Le jour tombe sur le phare du Créac’h et c’est la belle lumière du ciel de traîne ouessantin qui accueille les six hommes d’équipage d’IDEC SPORT. Francis Joyon, Alex Pella, Clément Surtel, Boris Herrmann, Gwénolé Gahinet et Bernard Stamm peuvent se tomber dans les bras, se claquer les pognes et sourire à la belle nuit qui les attend tout à l’heure, sur les quais de Brest. Certes ils n’ont pas battu le record du Trophée Jules Verne. Mais ils viennent d’une part de signer la troisième meilleure performance de tous les temps sur une circumnavigation. Ils améliorent d’autre part le record du bateau de 17 heures, à six marins seulement alors que Franck Cammas avait avec lui 9 hommes d’équipage quand il avait conquis le Trophée Jules Verne en 2010.

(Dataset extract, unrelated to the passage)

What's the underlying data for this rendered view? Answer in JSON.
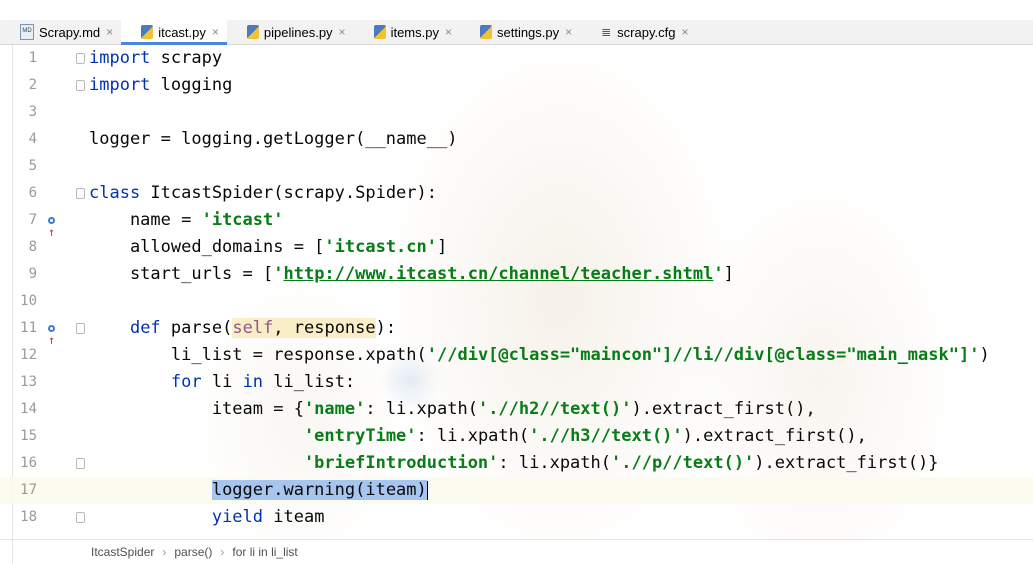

Ils ont surtout signé une remarquable aventure humaine. Marquée par de grands moments comme ce sprint record vers l’équateur dans le gros temps et en un seul empannage pour entamer l’aventure. Par ce record absolu de l’océan Indien avalé en plongeant très sud au milieu des glaces, bateau et marins gelés. Ils ont galéré ensemble aussi dans un Pacifique qui l’était un peu trop ou au passage d’un Horn curieusement paisible. Ils ont admiré de concert cet incroyable iceberg géant au beau milieu de l’Atlantique Sud. Ils ont frôlé la limite dans des surfs sauvages à 45 nœuds. Ils ont navigué vite. Très vite. Ils se sont « bien marrés ». Ils se sont découverts et ont su partager leurs rêves avec nous autres, les terriens ordinaires. Ils ont pris du plaisir et en ont donné. Tout à l’heure, on les accueillera à bras ouverts dans le port de Brest, pour les remercier de tout ça. Mais laissons les en parler eux-mêmes…
Francis Joyon : « Un sentiment très positif»
« Il y en a eu beaucoup, des grands moments ! Je retiendrai un grand classique : le passage au cap Horn dans des conditions de mer très agréables et une lumière extraordinaire. Mais l’essentiel c’est le plaisir en équipage ! On a vraiment bien fonctionné ensemble, on s’est bien entendus. Nous étions assez complémentaires : nous étions plusieurs navigateurs solitaires embarqués ensemble sur un bateau d’équipage et ça a fait un bon mélange. On s’est donnés énormément sur le bateau, encore la nuit dernière, où il y a eu des grains à 48 noeuds. J’ai la voix un peu fatiguée mais c’est vrai que la nuit a été sans aucun repos à manœuvrer sans cesse dans des grains, à se bagarrer… mais on faisait tout avec bonne humeur, avec plaisir ! Un moment cette nuit, Bernard a été projeté violement à travers le bateau, c’était vraiment brutal… Repartir ? Si on pouvait refaire une navigation en équipage avec ce bateau ce serait volontiers ensemble, oui ! On est tous sur un sentiment très positif par rapport à ça ! »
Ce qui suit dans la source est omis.